First and foremost, Lake George is a must stop. Large grass beds fill the lake where bass will be drawn to early in the year. Also, the lake is littered with brush piles and fallen trees that provide structure for large bass to live and feed in.
The same type of grass beds can be found as you move downstream from Lake George to the Palatka area and north towards Jacksonville. The further downstream you go, the more tidal waters come into play. Changing tides influence fish positioning and has to be considered when fishing for bass in Florida on this river. Tidal current will force larger bass to move from the grass to eddies and other protected areas that block the current.

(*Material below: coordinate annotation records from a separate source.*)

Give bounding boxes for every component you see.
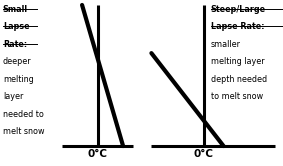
Text: 0°C: 0°C	[88, 149, 108, 159]
Text: smaller: smaller	[211, 40, 241, 49]
Text: Rate:: Rate:	[3, 40, 27, 49]
Text: layer: layer	[3, 92, 23, 101]
Text: Lapse: Lapse	[3, 22, 29, 31]
Text: Lapse Rate:: Lapse Rate:	[211, 22, 264, 31]
Text: 0°C: 0°C	[194, 149, 214, 159]
Text: melting: melting	[3, 75, 34, 84]
Text: melting layer: melting layer	[211, 57, 264, 66]
Text: Small: Small	[3, 5, 28, 14]
Text: deeper: deeper	[3, 57, 31, 66]
Text: Steep/Large: Steep/Large	[211, 5, 266, 14]
Text: needed to: needed to	[3, 110, 44, 119]
Text: melt snow: melt snow	[3, 127, 44, 136]
Text: to melt snow: to melt snow	[211, 92, 263, 101]
Text: depth needed: depth needed	[211, 75, 267, 84]
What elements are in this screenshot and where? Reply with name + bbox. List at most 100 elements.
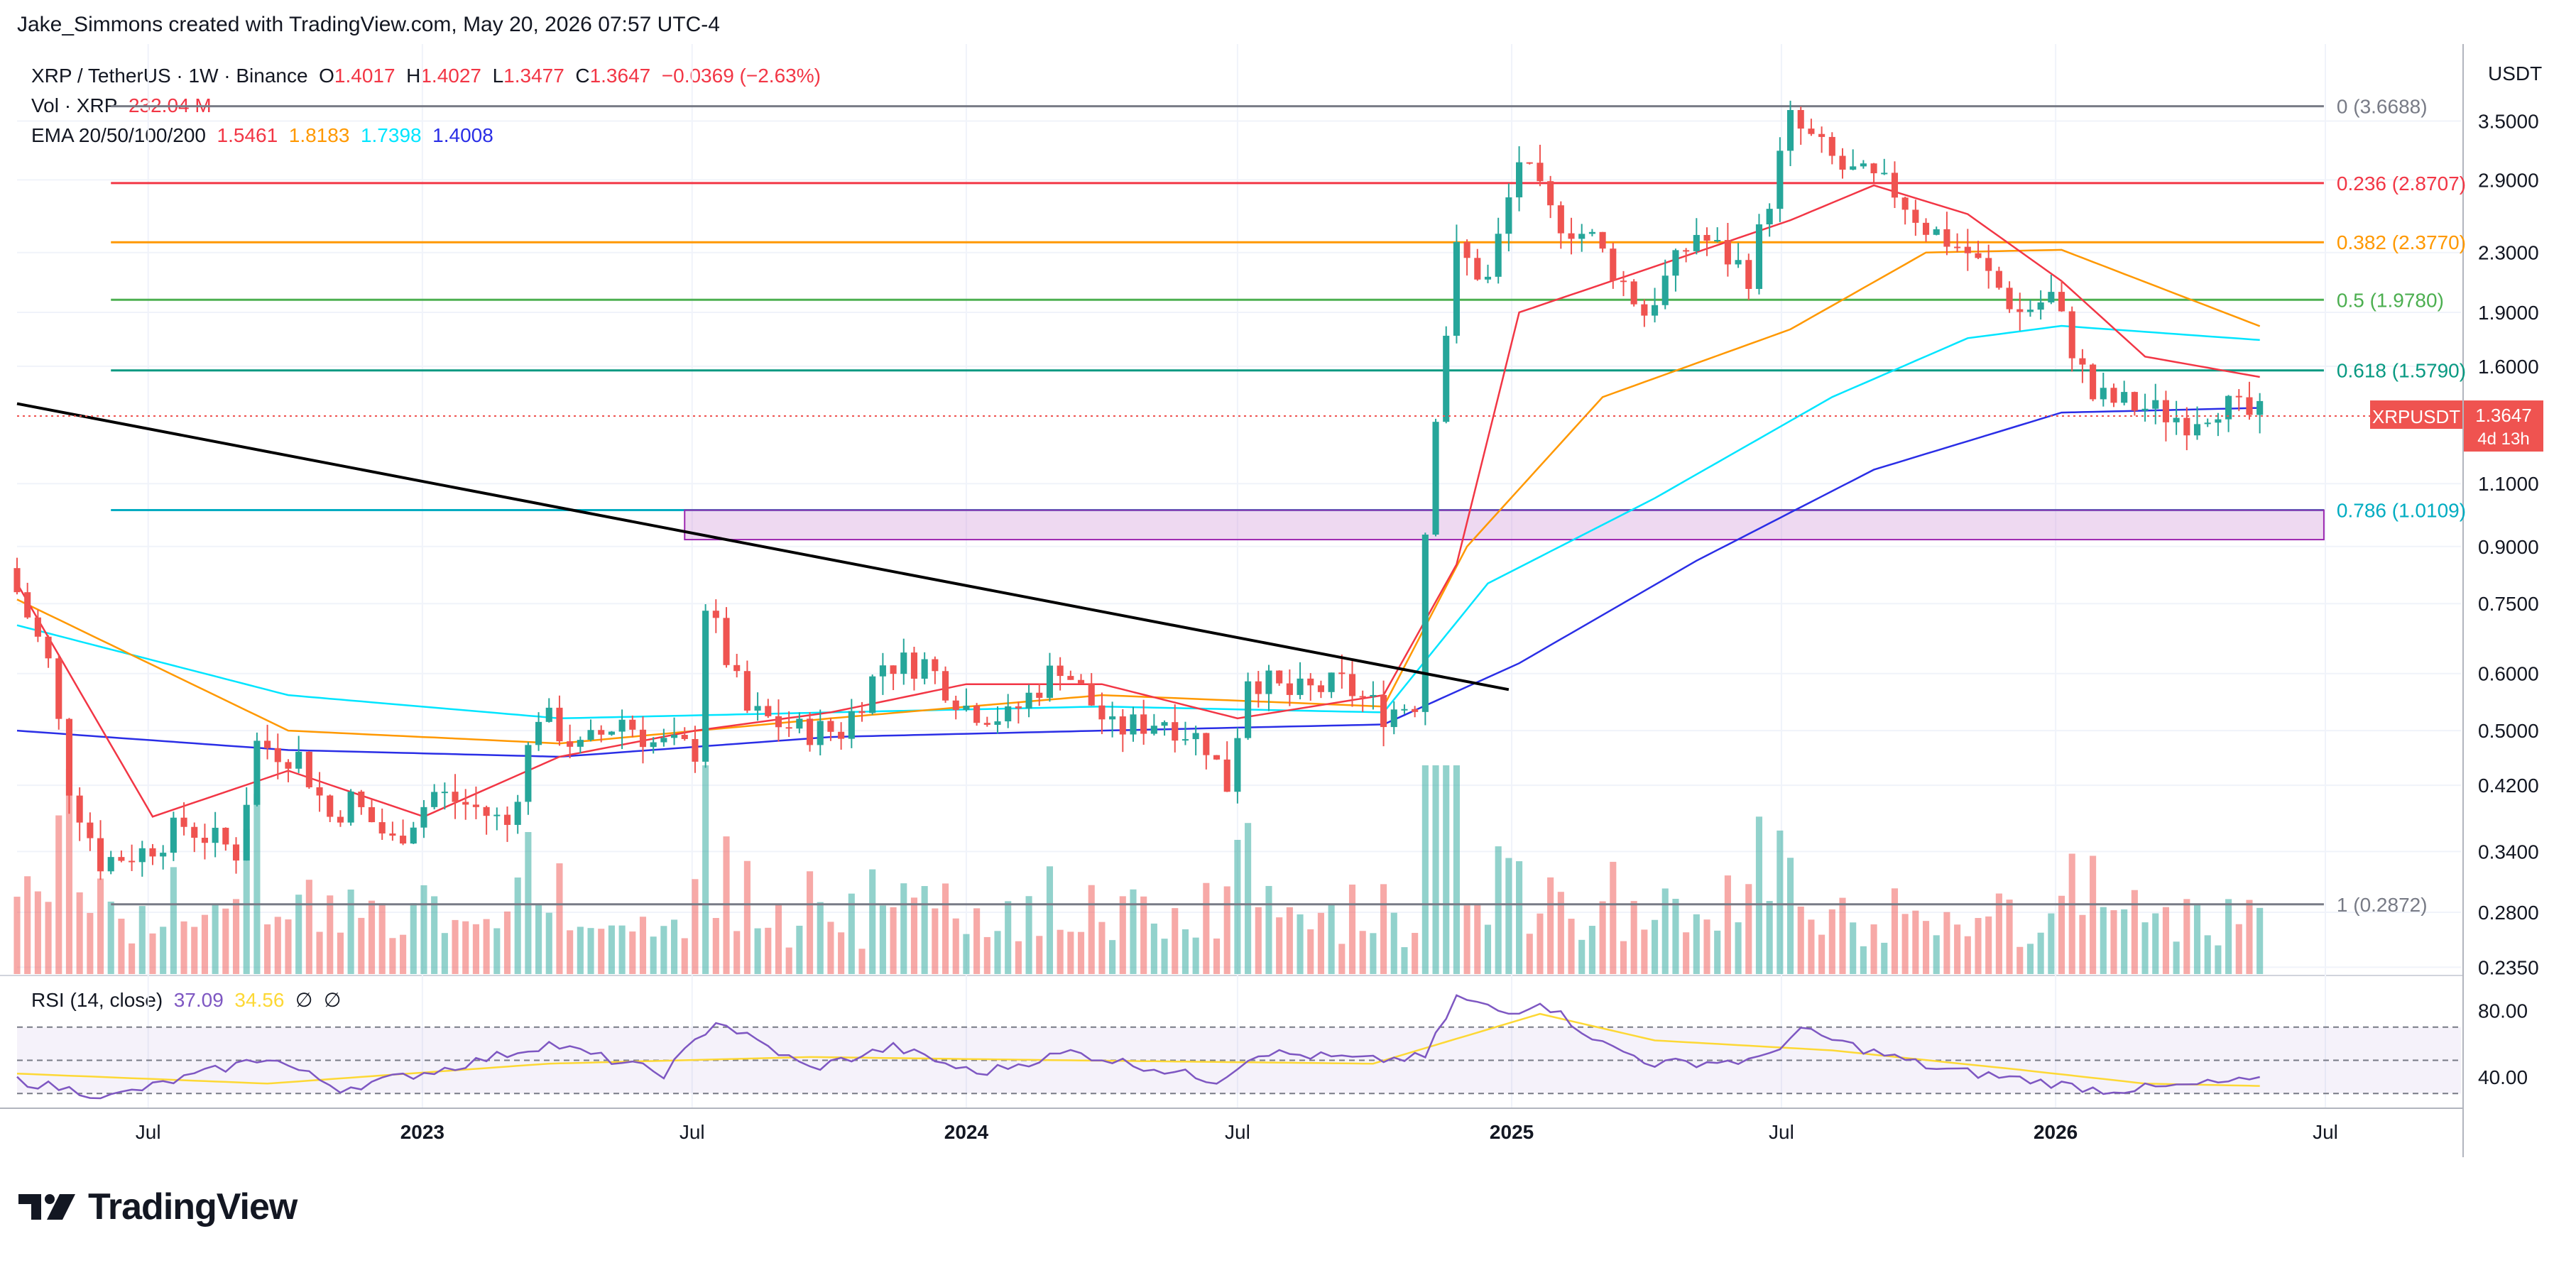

The biggest key on the St. Johns River is to take your time. Fish grass beds slow and deliberately. The same holds true when fishing structure in the river. Large bass are looking for big, easy meals, and often you have to drop a lure in front of them several times before getting a bite.
Largemouth bass in the St. Johns River can be caught on many of the Florida bass fishing classics. Here are the top five bass fishing lures to pack with you when fishing the river.
- Ribbon tail worms
- Soft stick baits
- Beaver-style creature baits
- Topwater prop baits
Standard colors like black/blue and junebug are staples for Florida bass. Flashy color spinnerbaits and dark-colored topwater prop baits like the River2Sea Whopper Plopper will all get the job done when fishing for bass in Florida.
Many places claim to be the bass fishing capital of the world. Few actually hold up to that title year after year. The St. Johns River is the exception. This bass fishing location in northeastern Florida has hundreds of miles of big bass waters where every cast could be the bite of a lifetime.